The Helmsley Controversy Continues…

This one’s for Professor Crawford…

The Washington Times reports today that Leona Helmsley’s estate trustees have allocated $136 million of the trust’s first dole-out of $137 million (out of an estimated total of $5 billion) to medical charities rather than dog charities — the latter being what some animal advocates feel her will indicated she wished. 

The content of her will makes it difficult to discern her ultimate wish. The will created a trust fund (in addition to the notorious pet trust created for her dog, Trouble, the amount of which was drastically reduced by a judge in a separate and equally controversial situation invoking issues of animal rights and animal law).

The will’s mission statement, drafted 4 years prior to her death, stated that her two priorities for estate distribution were helping the poor and caring for dogs. However, she later struck the first priority and added to the second the phrase “and other such charitable activities as the trustees shall determine.”

This past February, a surrogate court judge ruled that the trust’s trustees have sole authority to determine where the funds are allocated… yes, that sounds about right. Yesterday, the trustees chose to distribute the funds such that only a fraction ($1 million of the first $137 million bundle) went to animal advocacy organizations, while most went to medical research programs benefiting humans.

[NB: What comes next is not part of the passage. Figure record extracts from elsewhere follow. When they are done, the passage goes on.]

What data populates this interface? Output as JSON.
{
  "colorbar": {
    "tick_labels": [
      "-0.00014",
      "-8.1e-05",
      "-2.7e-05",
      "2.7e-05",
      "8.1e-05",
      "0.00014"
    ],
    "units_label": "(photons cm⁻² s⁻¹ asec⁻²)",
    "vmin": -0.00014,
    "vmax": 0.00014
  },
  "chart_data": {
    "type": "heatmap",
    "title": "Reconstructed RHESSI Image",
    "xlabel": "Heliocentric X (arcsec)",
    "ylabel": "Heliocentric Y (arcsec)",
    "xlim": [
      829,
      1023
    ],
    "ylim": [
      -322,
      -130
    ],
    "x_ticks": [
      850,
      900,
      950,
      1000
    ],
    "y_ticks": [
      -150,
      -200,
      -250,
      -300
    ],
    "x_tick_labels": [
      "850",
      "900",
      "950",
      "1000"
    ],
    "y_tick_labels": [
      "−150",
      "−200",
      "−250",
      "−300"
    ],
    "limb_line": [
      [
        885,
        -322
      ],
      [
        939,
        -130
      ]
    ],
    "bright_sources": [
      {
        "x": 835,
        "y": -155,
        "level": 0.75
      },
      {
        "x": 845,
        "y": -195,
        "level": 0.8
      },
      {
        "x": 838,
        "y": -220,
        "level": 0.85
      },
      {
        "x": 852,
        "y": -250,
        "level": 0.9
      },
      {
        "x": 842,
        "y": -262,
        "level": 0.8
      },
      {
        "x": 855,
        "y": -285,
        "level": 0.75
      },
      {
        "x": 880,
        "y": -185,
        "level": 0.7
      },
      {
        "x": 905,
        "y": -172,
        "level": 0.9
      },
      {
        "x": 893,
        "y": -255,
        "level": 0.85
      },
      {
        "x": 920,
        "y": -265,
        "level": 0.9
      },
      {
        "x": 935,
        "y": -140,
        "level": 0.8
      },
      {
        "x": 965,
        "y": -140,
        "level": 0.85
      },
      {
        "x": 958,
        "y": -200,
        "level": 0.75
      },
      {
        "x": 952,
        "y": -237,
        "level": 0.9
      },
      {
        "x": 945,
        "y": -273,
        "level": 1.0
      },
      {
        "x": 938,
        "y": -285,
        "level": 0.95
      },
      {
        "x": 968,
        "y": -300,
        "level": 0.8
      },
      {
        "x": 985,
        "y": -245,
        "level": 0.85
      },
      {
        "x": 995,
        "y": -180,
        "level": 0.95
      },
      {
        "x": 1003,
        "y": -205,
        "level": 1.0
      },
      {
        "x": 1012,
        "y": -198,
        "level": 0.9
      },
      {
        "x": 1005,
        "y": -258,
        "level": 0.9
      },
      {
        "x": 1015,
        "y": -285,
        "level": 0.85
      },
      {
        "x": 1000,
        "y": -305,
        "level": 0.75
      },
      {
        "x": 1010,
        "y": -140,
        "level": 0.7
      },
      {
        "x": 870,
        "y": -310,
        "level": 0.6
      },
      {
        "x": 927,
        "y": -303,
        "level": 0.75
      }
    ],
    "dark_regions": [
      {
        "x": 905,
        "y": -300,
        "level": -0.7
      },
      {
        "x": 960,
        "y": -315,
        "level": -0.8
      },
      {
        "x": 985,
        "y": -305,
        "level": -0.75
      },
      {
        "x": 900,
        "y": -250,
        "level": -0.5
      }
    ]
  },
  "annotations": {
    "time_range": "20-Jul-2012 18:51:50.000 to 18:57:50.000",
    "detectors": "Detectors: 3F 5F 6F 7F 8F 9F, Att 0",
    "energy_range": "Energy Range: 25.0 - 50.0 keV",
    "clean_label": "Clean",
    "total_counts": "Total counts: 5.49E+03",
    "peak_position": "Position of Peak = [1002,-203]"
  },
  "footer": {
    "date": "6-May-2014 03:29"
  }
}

The response from the Humane Society of the United States — one of the animal advocacy organizations selected to receive a tiny portion of the funds — is that it is “a trifling and embarrassingly small amount” and that “Mrs. Helmsley’s wishes are clearly being subverted.”

And so we find ourselves again embroiled in a national debate over the priority that ought to be given to man’s best friend. Whereas the scandal revolving around Helmsley’s dog Trouble invoked people’s feelings about the role of companion animals in one’s family, this debate pushes people one step further: to consider the value we ought to assign dogs who are not part of our families; not our best friends. This raises the questions of how much priority we should assign, as a society, to canine protection and advocacy, and how we feel about those who think these are, or ought to be, a high priority.

Although in this case, canine interests are clearly trumped by human interests, dogs and all animals gained a little ground today simply by being thought of in a serious and legally discerning manner. That attitude, on the part of executors, trustees, judges, attorneys, and society at large, is what is required for all animals’ interests to advance within the legal world.

-Suzanne McMillan

 

One Response

  1. Given the notoriety of the testator who among other things opined that only fools pay taxes (before her conviction for not doing that), we might view this as simply her befuddled failure to get her wishes clearly expressed in a binding document. Of course there is always the possibility that her attorney was either in over his/her head or, possibly, that the client could not be counseled.

    Historically, English and later American law placed limitations on charitable bequests. The reasoning was that the Church (some church) provided for impecunious survivors and that a deceased’s estate should largely go to his or her own rightful (as the law determined it) heirs.

    I see no valid policy reason today why a testator should be restricted in any way from bequeathing any or all of an estate to any charity including those committed to animal welfare or animal rights. I don’t think I’d go along with a devise to Al Quaeda.